The Buchla 258B, with the 2N3802 dual transistor in a single package and the uA726 heated transistor pair (again in the same package/substrate) provide a very decent amount of pitch stability without going into the land of totally uninteresting. I wanted to see what component variation would cause/effect.
This especially centers around the removal of any dual transistors in a single package. Using modern transistors, matching isn't terribly hard for the 1% and better range, but not having them in a single package/substrate provides for less overall accuracy. Having them physically contacting each other with heat grease can improve things but in some designs such as the Moog 901a/b, these transistors are not placed close enough to each other to allow for physical contact.
Individual transistors with no physical contact per pair seems very important.
-The 726 and 3802 I have replaced with selected BC550C and 560C and of course, find myself in maximum driftland. Adding a TEMPCO noticeably reduces this but does not eliminate it. Might be nice to have a single module set up this way. Didn't even bother to heat grease them together to see if slightly less drift could occur.

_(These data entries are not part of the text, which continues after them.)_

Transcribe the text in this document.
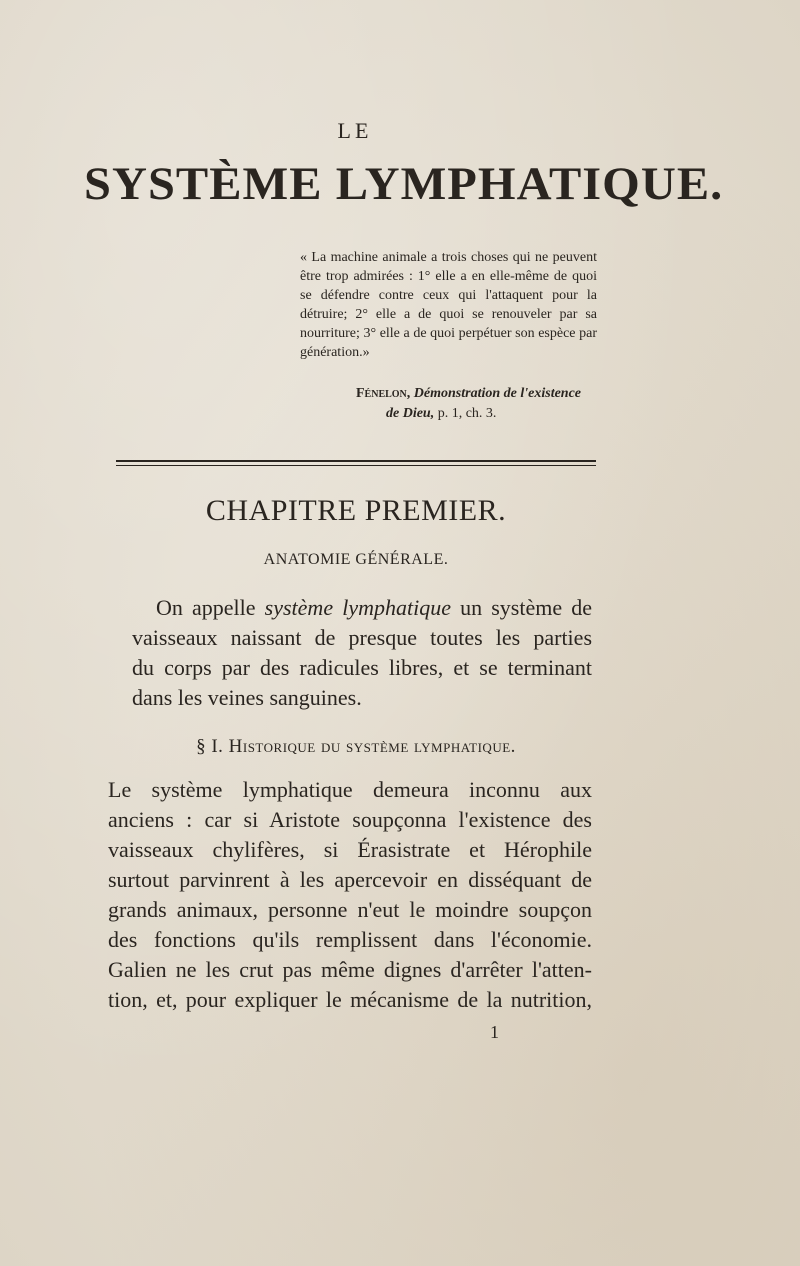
LE
SYSTÈME LYMPHATIQUE.
« La machine animale a trois choses qui ne peuvent être trop admirées : 1° elle a en elle-même de quoi se défendre contre ceux qui l'attaquent pour la détruire; 2° elle a de quoi se renouveler par sa nourriture; 3° elle a de quoi perpétuer son espèce par génération.»
Fénelon, Démonstration de l'existence
de Dieu, p. 1, ch. 3.
CHAPITRE PREMIER.
ANATOMIE GÉNÉRALE.
On appelle système lymphatique un système de
vaisseaux naissant de presque toutes les parties
du corps par des radicules libres, et se terminant
dans les veines sanguines.
§ I. Historique du système lymphatique.
Le système lymphatique demeura inconnu aux
anciens : car si Aristote soupçonna l'existence des
vaisseaux chylifères, si Érasistrate et Hérophile
surtout parvinrent à les apercevoir en disséquant de
grands animaux, personne n'eut le moindre soupçon
des fonctions qu'ils remplissent dans l'économie.
Galien ne les crut pas même dignes d'arrêter l'atten-
tion, et, pour expliquer le mécanisme de la nutrition,
1
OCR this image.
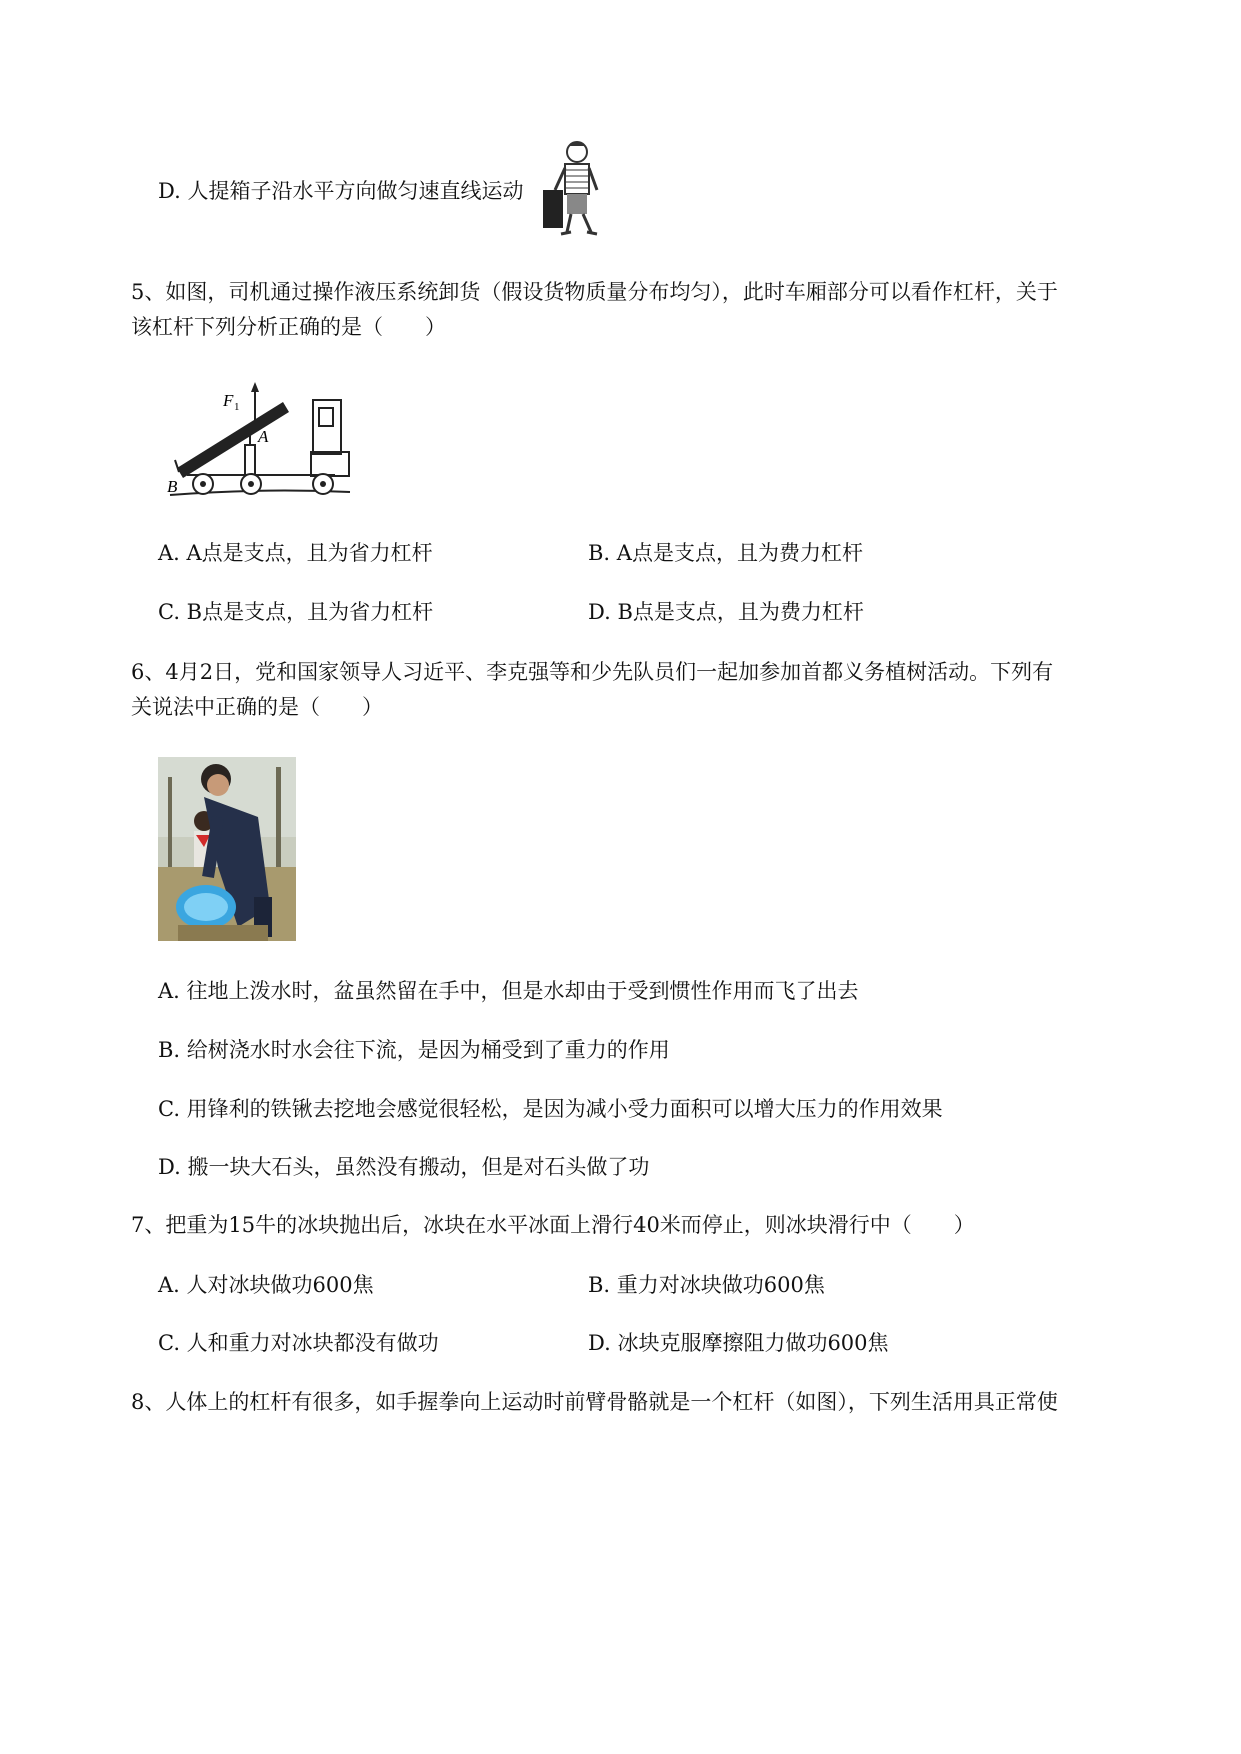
D. 人提箱子沿水平方向做匀速直线运动
5、如图，司机通过操作液压系统卸货（假设货物质量分布均匀），此时车厢部分可以看作杠杆，关于
该杠杆下列分析正确的是（　　）
F 1
A
B
A. A点是支点，且为省力杠杆	B. A点是支点，且为费力杠杆
C. B点是支点，且为省力杠杆	D. B点是支点，且为费力杠杆
6、4月2日，党和国家领导人习近平、李克强等和少先队员们一起加参加首都义务植树活动。下列有
关说法中正确的是（　　）
A. 往地上泼水时，盆虽然留在手中，但是水却由于受到惯性作用而飞了出去
B. 给树浇水时水会往下流，是因为桶受到了重力的作用
C. 用锋利的铁锹去挖地会感觉很轻松，是因为减小受力面积可以增大压力的作用效果
D. 搬一块大石头，虽然没有搬动，但是对石头做了功
7、把重为15牛的冰块抛出后，冰块在水平冰面上滑行40米而停止，则冰块滑行中（　　）
A. 人对冰块做功600焦	B. 重力对冰块做功600焦
C. 人和重力对冰块都没有做功	D. 冰块克服摩擦阻力做功600焦
8、人体上的杠杆有很多，如手握拳向上运动时前臂骨骼就是一个杠杆（如图），下列生活用具正常使
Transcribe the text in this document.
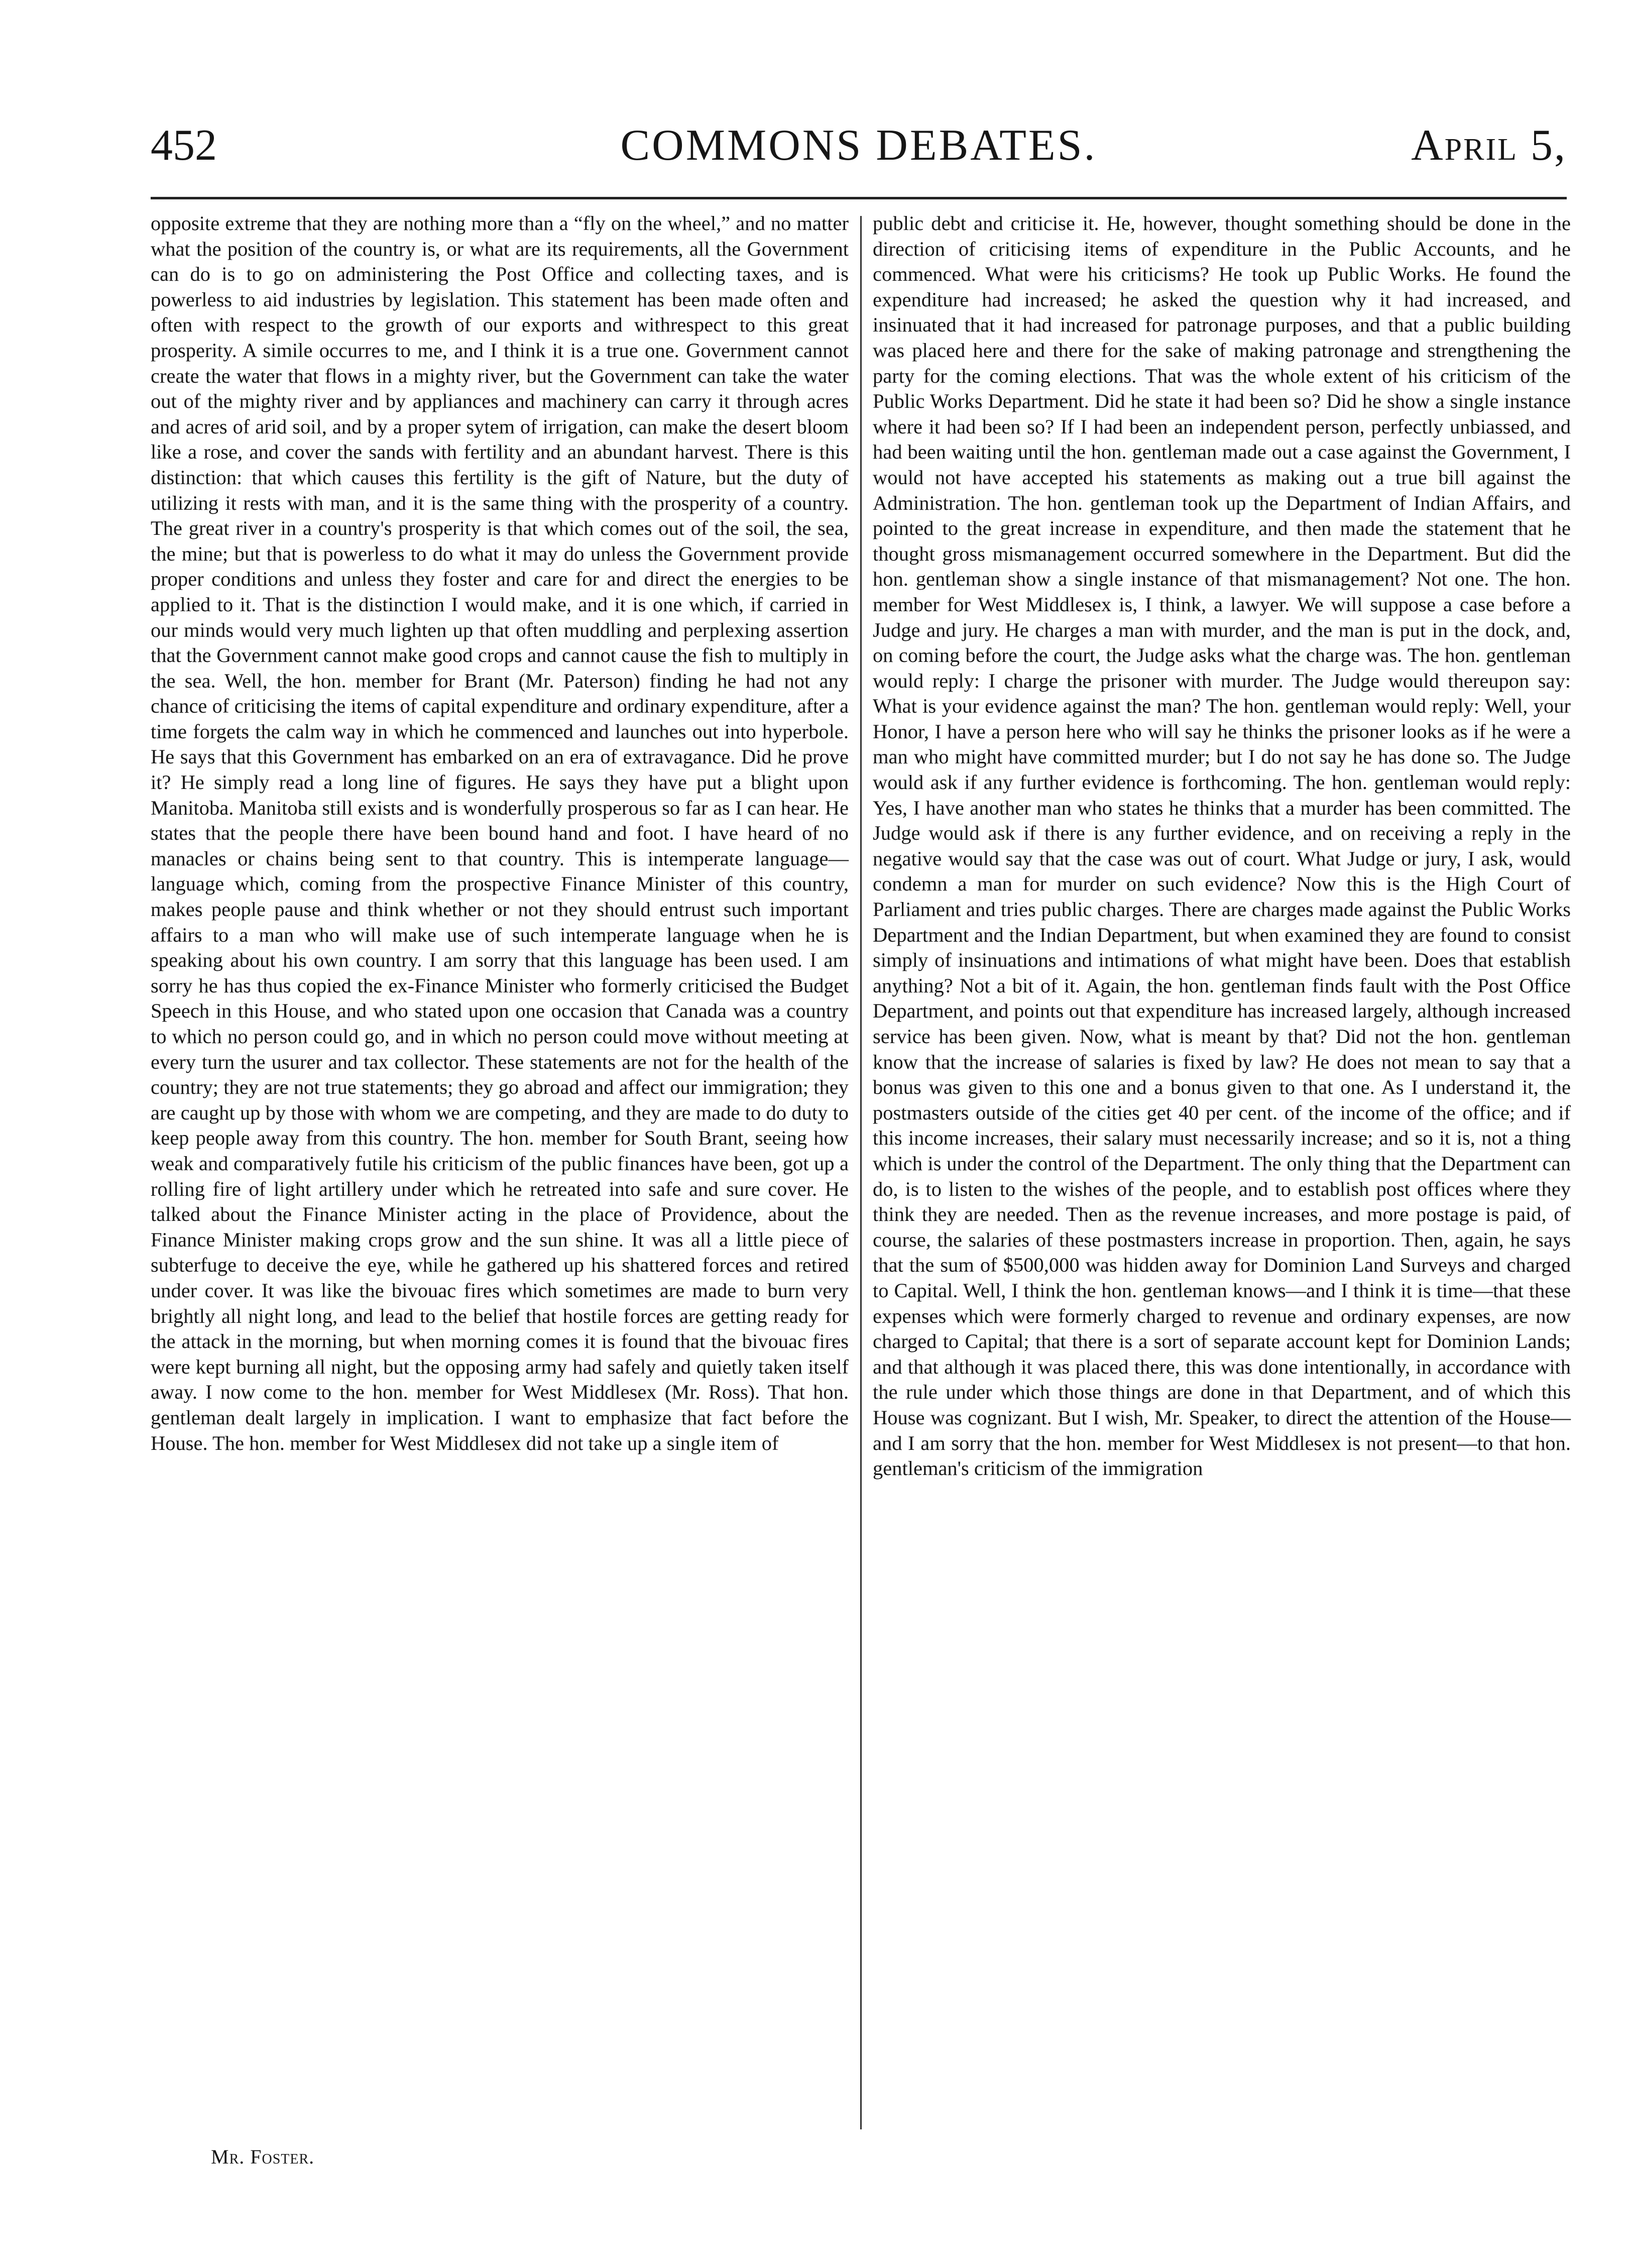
452	COMMONS DEBATES.	April 5,
opposite extreme that they are nothing more than a “fly on the wheel,” and no matter what the position of the country is, or what are its requirements, all the Government can do is to go on administering the Post Office and collecting taxes, and is powerless to aid industries by legislation. This statement has been made often and often with respect to the growth of our exports and withrespect to this great prosperity. A simile occurres to me, and I think it is a true one. Government cannot create the water that flows in a mighty river, but the Government can take the water out of the mighty river and by appliances and machinery can carry it through acres and acres of arid soil, and by a proper sytem of irrigation, can make the desert bloom like a rose, and cover the sands with fertility and an abundant harvest. There is this distinction: that which causes this fertility is the gift of Nature, but the duty of utilizing it rests with man, and it is the same thing with the prosperity of a country. The great river in a country's prosperity is that which comes out of the soil, the sea, the mine; but that is powerless to do what it may do unless the Government provide proper conditions and unless they foster and care for and direct the energies to be applied to it. That is the distinction I would make, and it is one which, if carried in our minds would very much lighten up that often muddling and perplexing assertion that the Government cannot make good crops and cannot cause the fish to multiply in the sea. Well, the hon. member for Brant (Mr. Paterson) finding he had not any chance of criticising the items of capital expenditure and ordinary expenditure, after a time forgets the calm way in which he commenced and launches out into hyperbole. He says that this Government has embarked on an era of extravagance. Did he prove it? He simply read a long line of figures. He says they have put a blight upon Manitoba. Manitoba still exists and is wonderfully prosperous so far as I can hear. He states that the people there have been bound hand and foot. I have heard of no manacles or chains being sent to that country. This is intemperate language—language which, coming from the prospective Finance Minister of this country, makes people pause and think whether or not they should entrust such important affairs to a man who will make use of such intemperate language when he is speaking about his own country. I am sorry that this language has been used. I am sorry he has thus copied the ex-Finance Minister who formerly criticised the Budget Speech in this House, and who stated upon one occasion that Canada was a country to which no person could go, and in which no person could move without meeting at every turn the usurer and tax collector. These statements are not for the health of the country; they are not true statements; they go abroad and affect our immigration; they are caught up by those with whom we are competing, and they are made to do duty to keep people away from this country. The hon. member for South Brant, seeing how weak and comparatively futile his criticism of the public finances have been, got up a rolling fire of light artillery under which he retreated into safe and sure cover. He talked about the Finance Minister acting in the place of Providence, about the Finance Minister making crops grow and the sun shine. It was all a little piece of subterfuge to deceive the eye, while he gathered up his shattered forces and retired under cover. It was like the bivouac fires which sometimes are made to burn very brightly all night long, and lead to the belief that hostile forces are getting ready for the attack in the morning, but when morning comes it is found that the bivouac fires were kept burning all night, but the opposing army had safely and quietly taken itself away. I now come to the hon. member for West Middlesex (Mr. Ross). That hon. gentleman dealt largely in implication. I want to emphasize that fact before the House. The hon. member for West Middlesex did not take up a single item of
public debt and criticise it. He, however, thought something should be done in the direction of criticising items of expenditure in the Public Accounts, and he commenced. What were his criticisms? He took up Public Works. He found the expenditure had increased; he asked the question why it had increased, and insinuated that it had increased for patronage purposes, and that a public building was placed here and there for the sake of making patronage and strengthening the party for the coming elections. That was the whole extent of his criticism of the Public Works Department. Did he state it had been so? Did he show a single instance where it had been so? If I had been an independent person, perfectly unbiassed, and had been waiting until the hon. gentleman made out a case against the Government, I would not have accepted his statements as making out a true bill against the Administration. The hon. gentleman took up the Department of Indian Affairs, and pointed to the great increase in expenditure, and then made the statement that he thought gross mismanagement occurred somewhere in the Department. But did the hon. gentleman show a single instance of that mismanagement? Not one. The hon. member for West Middlesex is, I think, a lawyer. We will suppose a case before a Judge and jury. He charges a man with murder, and the man is put in the dock, and, on coming before the court, the Judge asks what the charge was. The hon. gentleman would reply: I charge the prisoner with murder. The Judge would thereupon say: What is your evidence against the man? The hon. gentleman would reply: Well, your Honor, I have a person here who will say he thinks the prisoner looks as if he were a man who might have committed murder; but I do not say he has done so. The Judge would ask if any further evidence is forthcoming. The hon. gentleman would reply: Yes, I have another man who states he thinks that a murder has been committed. The Judge would ask if there is any further evidence, and on receiving a reply in the negative would say that the case was out of court. What Judge or jury, I ask, would condemn a man for murder on such evidence? Now this is the High Court of Parliament and tries public charges. There are charges made against the Public Works Department and the Indian Department, but when examined they are found to consist simply of insinuations and intimations of what might have been. Does that establish anything? Not a bit of it. Again, the hon. gentleman finds fault with the Post Office Department, and points out that expenditure has increased largely, although increased service has been given. Now, what is meant by that? Did not the hon. gentleman know that the increase of salaries is fixed by law? He does not mean to say that a bonus was given to this one and a bonus given to that one. As I understand it, the postmasters outside of the cities get 40 per cent. of the income of the office; and if this income increases, their salary must necessarily increase; and so it is, not a thing which is under the control of the Department. The only thing that the Department can do, is to listen to the wishes of the people, and to establish post offices where they think they are needed. Then as the revenue increases, and more postage is paid, of course, the salaries of these postmasters increase in proportion. Then, again, he says that the sum of $500,000 was hidden away for Dominion Land Surveys and charged to Capital. Well, I think the hon. gentleman knows—and I think it is time—that these expenses which were formerly charged to revenue and ordinary expenses, are now charged to Capital; that there is a sort of separate account kept for Dominion Lands; and that although it was placed there, this was done intentionally, in accordance with the rule under which those things are done in that Department, and of which this House was cognizant. But I wish, Mr. Speaker, to direct the attention of the House—and I am sorry that the hon. member for West Middlesex is not present—to that hon. gentleman's criticism of the immigration
Mr. Foster.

-Tried a TEMPCO plus uA726 plus 2N3802 and it powers up and STAYS there. "No, too much!" -The Who, "Magic Bus", "Live at Leeds"
-I note that the J3RK/Verbos 258 design using the THAT340 is stable enough without a TEMPCO. I hope to have a future iteration of the 258B design using a THAT340 to replace both the uA726 and 2N3802. I would have pads and components added so that you can use the vintage parts instead, if desired.
The J3RK design uses the second half of the 340 IIRC to replace the 2N3565s. A tech tells me that the THAT has a quarter or so of what is needed to correctly operate in place of a 3565 pair...could be interesting to compare how 3565 and THAT versions sound/look on a DAW.
-There is indeed a certain solid "feel" to the uA726; it grabs the pitch nicely but not absolutely.